At some point, I will have to turn and face the fear instead of fleeing it. I will have to let the anxiety catch up to me and endure it no matter how fierce or long a storm it is.

But what then? That’s the real question. If I get over all that fear, I will be left trying to actually figure out what to do with myself again, which scares the willies out of me.

I know I can’t “solve” a problem that big. Too many variables. Ergo I cannot “figure out” what I should do with myself.

That leaves what I want to do.

And that’s no solution because I want to do a lot of things.
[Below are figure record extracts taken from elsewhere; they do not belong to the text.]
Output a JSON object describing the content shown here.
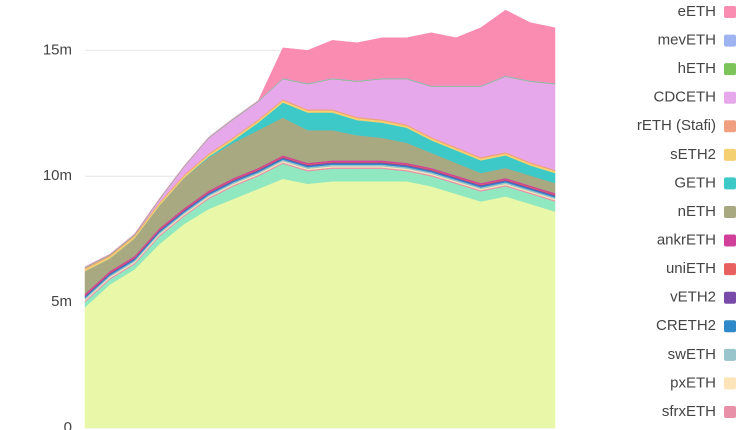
{
  "chart_data": {
    "type": "stacked-area",
    "categories": [
      null,
      null,
      null,
      null,
      null,
      null,
      null,
      null,
      null,
      null,
      null,
      null,
      null,
      null,
      null,
      null,
      null,
      null,
      null,
      null
    ],
    "ylim": [
      0,
      17000000
    ],
    "yticks": [
      0,
      {
        "value": 5000000,
        "label": "5m"
      },
      {
        "value": 10000000,
        "label": "10m"
      },
      {
        "value": 15000000,
        "label": "15m"
      }
    ],
    "grid": true,
    "series": [
      {
        "name": "eETH",
        "color": "#f98cb0",
        "values": [
          0,
          0,
          0,
          0,
          0,
          0,
          0,
          0,
          1200000,
          1300000,
          1500000,
          1500000,
          1600000,
          1600000,
          2100000,
          1900000,
          2300000,
          2600000,
          2300000,
          2200000
        ]
      },
      {
        "name": "mevETH",
        "color": "#9db4f0",
        "values": [
          20000,
          20000,
          20000,
          20000,
          20000,
          20000,
          20000,
          20000,
          20000,
          20000,
          20000,
          20000,
          20000,
          20000,
          20000,
          20000,
          20000,
          20000,
          20000,
          20000
        ]
      },
      {
        "name": "hETH",
        "color": "#7cc35a",
        "values": [
          20000,
          20000,
          20000,
          20000,
          20000,
          20000,
          20000,
          20000,
          20000,
          20000,
          20000,
          20000,
          20000,
          20000,
          20000,
          20000,
          20000,
          20000,
          20000,
          20000
        ]
      },
      {
        "name": "CDCETH",
        "color": "#e6a8ea",
        "values": [
          0,
          0,
          0,
          100000,
          300000,
          600000,
          700000,
          700000,
          800000,
          1000000,
          1200000,
          1400000,
          1600000,
          1800000,
          2000000,
          2400000,
          2800000,
          3000000,
          3200000,
          3400000
        ]
      },
      {
        "name": "rETH (Stafi)",
        "color": "#f0a080",
        "values": [
          50000,
          50000,
          50000,
          50000,
          50000,
          50000,
          50000,
          50000,
          50000,
          50000,
          50000,
          50000,
          50000,
          50000,
          50000,
          50000,
          50000,
          50000,
          50000,
          50000
        ]
      },
      {
        "name": "sETH2",
        "color": "#f5d070",
        "values": [
          80000,
          80000,
          80000,
          80000,
          80000,
          80000,
          80000,
          80000,
          80000,
          80000,
          80000,
          80000,
          80000,
          80000,
          80000,
          80000,
          80000,
          80000,
          80000,
          80000
        ]
      },
      {
        "name": "GETH",
        "color": "#3ec9c9",
        "values": [
          0,
          0,
          0,
          0,
          0,
          50000,
          100000,
          300000,
          600000,
          700000,
          700000,
          600000,
          600000,
          600000,
          500000,
          500000,
          500000,
          500000,
          400000,
          400000
        ]
      },
      {
        "name": "nETH",
        "color": "#a8a980",
        "values": [
          900000,
          500000,
          700000,
          900000,
          1200000,
          1300000,
          1400000,
          1500000,
          1500000,
          1300000,
          1200000,
          1000000,
          900000,
          800000,
          600000,
          500000,
          400000,
          400000,
          400000,
          400000
        ]
      },
      {
        "name": "ankrETH",
        "color": "#d0409a",
        "values": [
          50000,
          50000,
          50000,
          50000,
          50000,
          50000,
          50000,
          50000,
          50000,
          50000,
          50000,
          50000,
          50000,
          50000,
          50000,
          50000,
          50000,
          50000,
          50000,
          50000
        ]
      },
      {
        "name": "uniETH",
        "color": "#e86060",
        "values": [
          30000,
          30000,
          30000,
          30000,
          30000,
          30000,
          30000,
          30000,
          30000,
          30000,
          30000,
          30000,
          30000,
          30000,
          30000,
          30000,
          30000,
          30000,
          30000,
          30000
        ]
      },
      {
        "name": "vETH2",
        "color": "#7a4aa8",
        "values": [
          40000,
          40000,
          40000,
          40000,
          40000,
          40000,
          40000,
          40000,
          40000,
          40000,
          40000,
          40000,
          40000,
          40000,
          40000,
          40000,
          40000,
          40000,
          40000,
          40000
        ]
      },
      {
        "name": "CRETH2",
        "color": "#2f88c8",
        "values": [
          50000,
          50000,
          50000,
          50000,
          50000,
          50000,
          50000,
          50000,
          50000,
          50000,
          50000,
          50000,
          50000,
          50000,
          50000,
          50000,
          50000,
          50000,
          50000,
          50000
        ]
      },
      {
        "name": "swETH",
        "color": "#98c4cc",
        "values": [
          60000,
          60000,
          60000,
          60000,
          60000,
          60000,
          60000,
          60000,
          60000,
          60000,
          60000,
          60000,
          60000,
          60000,
          60000,
          60000,
          60000,
          60000,
          60000,
          60000
        ]
      },
      {
        "name": "pxETH",
        "color": "#fde4b8",
        "values": [
          50000,
          50000,
          50000,
          50000,
          50000,
          50000,
          50000,
          50000,
          50000,
          50000,
          50000,
          50000,
          50000,
          50000,
          50000,
          50000,
          50000,
          50000,
          50000,
          50000
        ]
      },
      {
        "name": "sfrxETH",
        "color": "#e890a8",
        "values": [
          50000,
          50000,
          50000,
          50000,
          50000,
          50000,
          50000,
          50000,
          50000,
          50000,
          50000,
          50000,
          50000,
          50000,
          50000,
          50000,
          50000,
          50000,
          50000,
          50000
        ]
      },
      {
        "color": "#90e8c0",
        "values": [
          200000,
          200000,
          200000,
          300000,
          300000,
          400000,
          500000,
          500000,
          600000,
          500000,
          500000,
          500000,
          500000,
          400000,
          400000,
          400000,
          400000,
          400000,
          400000,
          400000
        ]
      },
      {
        "color": "#e9f7a9",
        "values": [
          4800000,
          5700000,
          6300000,
          7300000,
          8100000,
          8700000,
          9100000,
          9500000,
          9900000,
          9700000,
          9800000,
          9800000,
          9800000,
          9800000,
          9600000,
          9300000,
          9000000,
          9200000,
          8900000,
          8600000
        ]
      }
    ]
  }
}
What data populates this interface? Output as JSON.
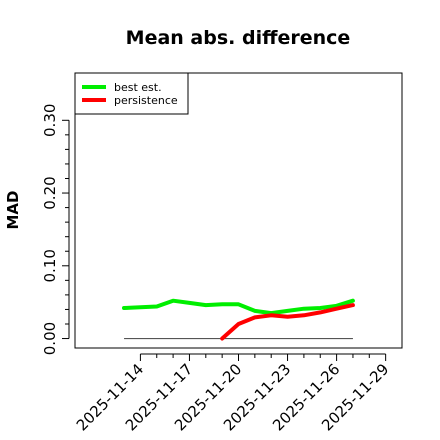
{
  "chart_data": {
    "type": "line",
    "title": "Mean abs. difference",
    "xlabel": "",
    "ylabel": "MAD",
    "x": [
      "2025-11-13",
      "2025-11-14",
      "2025-11-15",
      "2025-11-16",
      "2025-11-17",
      "2025-11-18",
      "2025-11-19",
      "2025-11-20",
      "2025-11-21",
      "2025-11-22",
      "2025-11-23",
      "2025-11-24",
      "2025-11-25",
      "2025-11-26",
      "2025-11-27"
    ],
    "xticks": [
      "2025-11-14",
      "2025-11-17",
      "2025-11-20",
      "2025-11-23",
      "2025-11-26",
      "2025-11-29"
    ],
    "xlim": [
      "2025-11-10",
      "2025-11-30"
    ],
    "yticks": [
      0.0,
      0.1,
      0.2,
      0.3
    ],
    "ytick_labels": [
      "0.00",
      "0.10",
      "0.20",
      "0.30"
    ],
    "ylim": [
      -0.013,
      0.365
    ],
    "grid": false,
    "legend": "top-left",
    "reference_line": 0.0,
    "series": [
      {
        "name": "best est.",
        "color": "#00ee00",
        "values": [
          0.042,
          0.043,
          0.044,
          0.052,
          0.049,
          0.046,
          0.047,
          0.047,
          0.038,
          0.035,
          0.038,
          0.041,
          0.042,
          0.045,
          0.052
        ]
      },
      {
        "name": "persistence",
        "color": "#ff0000",
        "values": [
          null,
          null,
          null,
          null,
          null,
          null,
          0.0,
          0.02,
          0.029,
          0.032,
          0.03,
          0.032,
          0.036,
          0.041,
          0.046
        ]
      }
    ]
  }
}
So which one?

There has to be some way to choose a path that comes from deep within me and that feels intuitively “right”, or at least right enough for right now.

I guess I am trying to avoid being hurt.

But there are worse things than getting hurt.

Like rotting on the vine, and getting hurt THAT way.

Life hurts. Get used to it.

More after the break.


Fading into night

Had a bit of temporal confusion earlier.

Woke up from a nap, looked at the clock. 5:57 pm. OK, cool.

So I get up and take a eat at Miter Computer, and then the alarm goes off on my tablet.

WTF? Why would I set an alarm for 6 pm?

Pick up the tablet, turn off the alarm, look at the time again. 8 pm. Not 6.

Dunno how I misread 7:57 pm as 5:57 pm. But I just lost two hours., Jarring.

One thing that strikes me about the latest version of the narrative of my early childhood is that at no point did I feel like I could just ask for my needs to be met.

I was too timid for that. Besides, through their actions and attitude, my family made it clear that they were barely tolerating me as is. That’s why in my attempts to be “good”, I tried to exist as little as possible.

TO be undemanding and low maintenance and agreeable. I was alway eager to do whatever was asked of me.

But not a lot was asked of me.

Not directly, anyhow. I was just informed of things,. Like that I would be doing my own laundry and my own clothing shopping and getting myself to and from school every day entirely on my own and getting very good grades all by myself.

In many ways, I raised myself. If it wasn’t for Mom cooking supper every night, I would have had very little involvement with her at all.

What keeps running through my mind is : didn’t anyone notice how much I had changed? How I became a radically less confident and happy kid at one point (the rape) and how I just got sadder and sadder over the years?

But people don’t notice what they don’t want to notice. They wanted to pretend I didn’t exist and I did everything I could to assist them in that.

I was telling Doc Costin today that I don’t think my parents ever forgave me for being born. For coming along in the first place.

They never planned on having a fourth kid and I admittedly defied my mother’s tubal ligation to be conceived, so to say I was a surprise is a vast understatement.

An unwelcome one, at that. My existence was resented when I was still in the womb. And I’ve realized that I was never considered an equal to my siblings.

I was always an “extra” expense. MY parents have actually said, in my presence, that they were “already busy raising three kids” when I came along.

So I was left to my own devices most of the time. It was just expected that I would fit myself in wherever I could. Certainly nobody was going to make room for me.

And it was doubly certain that nobody was going to give up part of their current share of the parental love, attention, and so on so that I got an equal slice.

So I survived on whatever crumbs fell from their metaphorical table. And I was grateful for that. Grateful that I ever got anything.

Because it was clearl that I deserved absolutely and literally nothing.

I didn’t even deserve to be alive.

I will talk to you nice people again tomorrow.